256 discrete values may not be enough to capture small variations in the analog signal (as two consecutive samples may fall into the same discrete value) thus loosing this variation in the digital format. To capture the analog signal with high quality there should be more discrete values (bigger range) available which requires bigger sample size such as 16 bits or 24 bits. Bigger sample size means better quality of the digital audio when it is replayed.

Number of channels

To reflect the directional properties of a sound, it must be measured in more than one place. For example to record stereo sounds we need two microphones to be placed separately in two corners of the room.

To convert such audio into digital format, the signals from both the microphone should be sampled together at the same time. Sampling audio signals from two microphones would require encoding of two separate channels together in a single digital stream.
The reason we collect samples into different channels is that then we can reproduce sounds captured from each microphone separately by playing a single digital stream.

The amount of samples collected for a digital audio is dependent on number of channels it contains. For a digital stereo stream (containing two channels) the number of samples collected would be double than a mono (containing single channel) stream containing the same audio.

Frame Rate – For linear sampled data a sample frame stores all the samples for the sound at a given instant of time. The frame size would be the number of bytes collected for each channel in the duration. For example if the sample size is 16 bits then frame size of a stereo stream would be 4 bytes, 2bytes for each channel. The frame rate is number of frames per second for a sound and in most cases it would be same as sample rate.

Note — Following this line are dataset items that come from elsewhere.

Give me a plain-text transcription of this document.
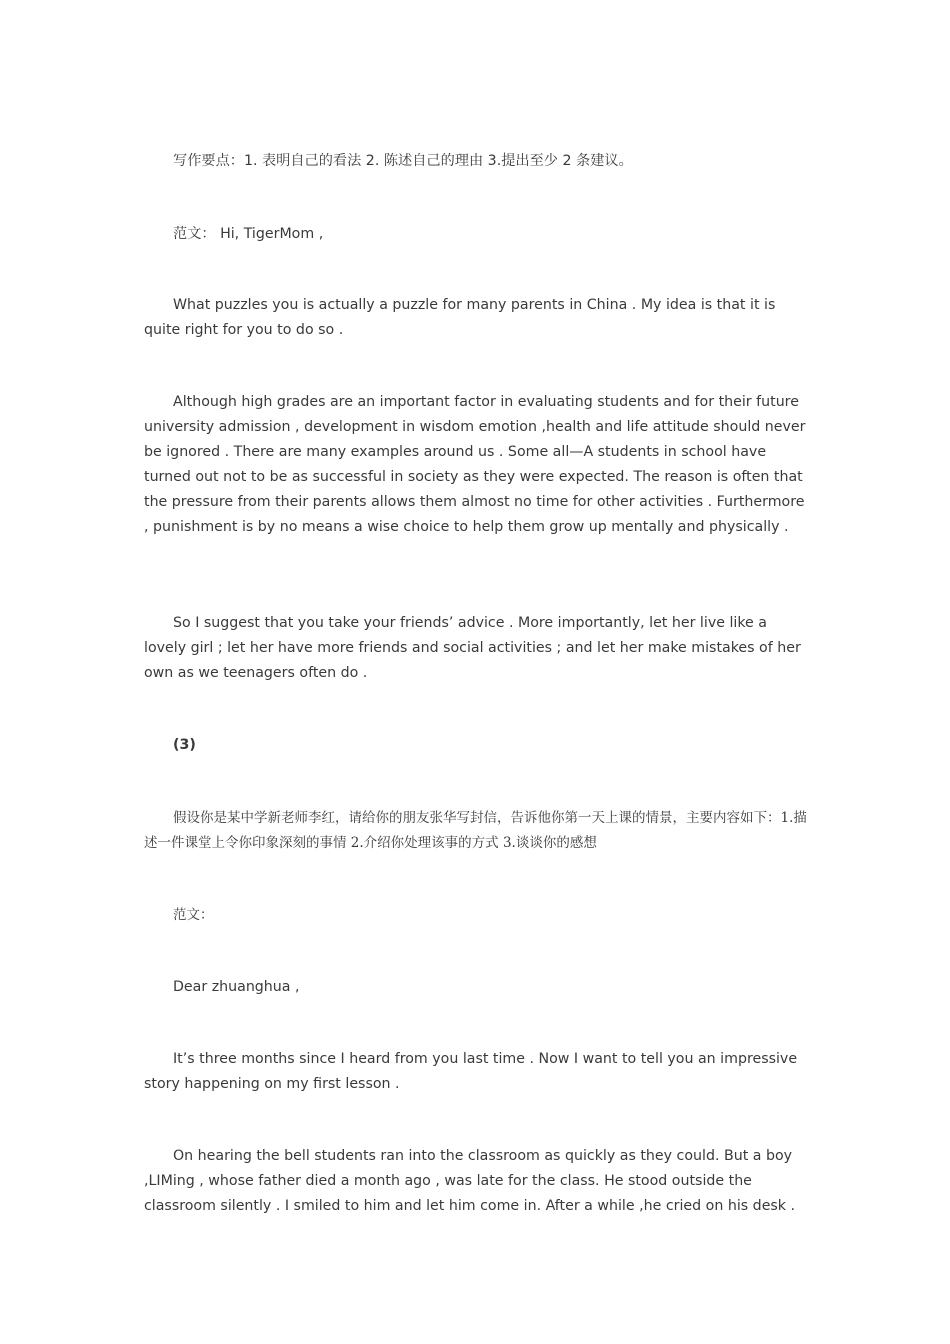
写作要点：1. 表明自己的看法 2. 陈述自己的理由 3.提出至少 2 条建议。

范文： Hi, TigerMom ,

What puzzles you is actually a puzzle for many parents in China . My idea is that it is quite right for you to do so .

Although high grades are an important factor in evaluating students and for their future university admission , development in wisdom emotion ,health and life attitude should never be ignored . There are many examples around us . Some all—A students in school have turned out not to be as successful in society as they were expected. The reason is often that the pressure from their parents allows them almost no time for other activities . Furthermore , punishment is by no means a wise choice to help them grow up mentally and physically .

So I suggest that you take your friends’ advice . More importantly, let her live like a lovely girl ; let her have more friends and social activities ; and let her make mistakes of her own as we teenagers often do .

(3)

假设你是某中学新老师李红，请给你的朋友张华写封信，告诉他你第一天上课的情景，主要内容如下：1.描述一件课堂上令你印象深刻的事情 2.介绍你处理该事的方式 3.谈谈你的感想

范文：

Dear zhuanghua ,

It’s three months since I heard from you last time . Now I want to tell you an impressive story happening on my first lesson .

On hearing the bell students ran into the classroom as quickly as they could. But a boy ,LIMing , whose father died a month ago , was late for the class. He stood outside the classroom silently . I smiled to him and let him come in. After a while ,he cried on his desk .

However the frame rate will differ from sample rate if the sound is in compressed format. Usually the frame rate would be lesser than the sample rate in this case. We will talk about the compressed format a little later in this chapter.

Digital audio size

As we seen above having more sampling rate and sample size means better quality audio signal. This introduces another problem of size. The amount of samples collected would be much higher and would require more space/memory to store.

For example assume sampling rate of 8K and Sample size of 1 byte.
Amount of samples collected in one second = 8K (8000) X 1 byte = 8K bytes

Now if we use better sampling rate of 16K and sample size of 16 bits (2 bytes)
Amount of samples collected in one second = 16K (16000) X 2 = 32K bytes.

32 K bytes are needed for storing one second of a good quality of digital audio. Assuming the duration of a song which is stored in digital format is 5 minutes, it means 5X60X32K = 9600K or 9.6MB

If we now consider that we recorded a stereo song then it means 9.6MB for each channel that is 19.2 MB for a stereo recoding of a 5 min song.

To reduce the amount of space required there are several other techniques used which are called “coding/compression techniques”. These coding techniques try to compress the data and store it without compromising the quality of the digital audio.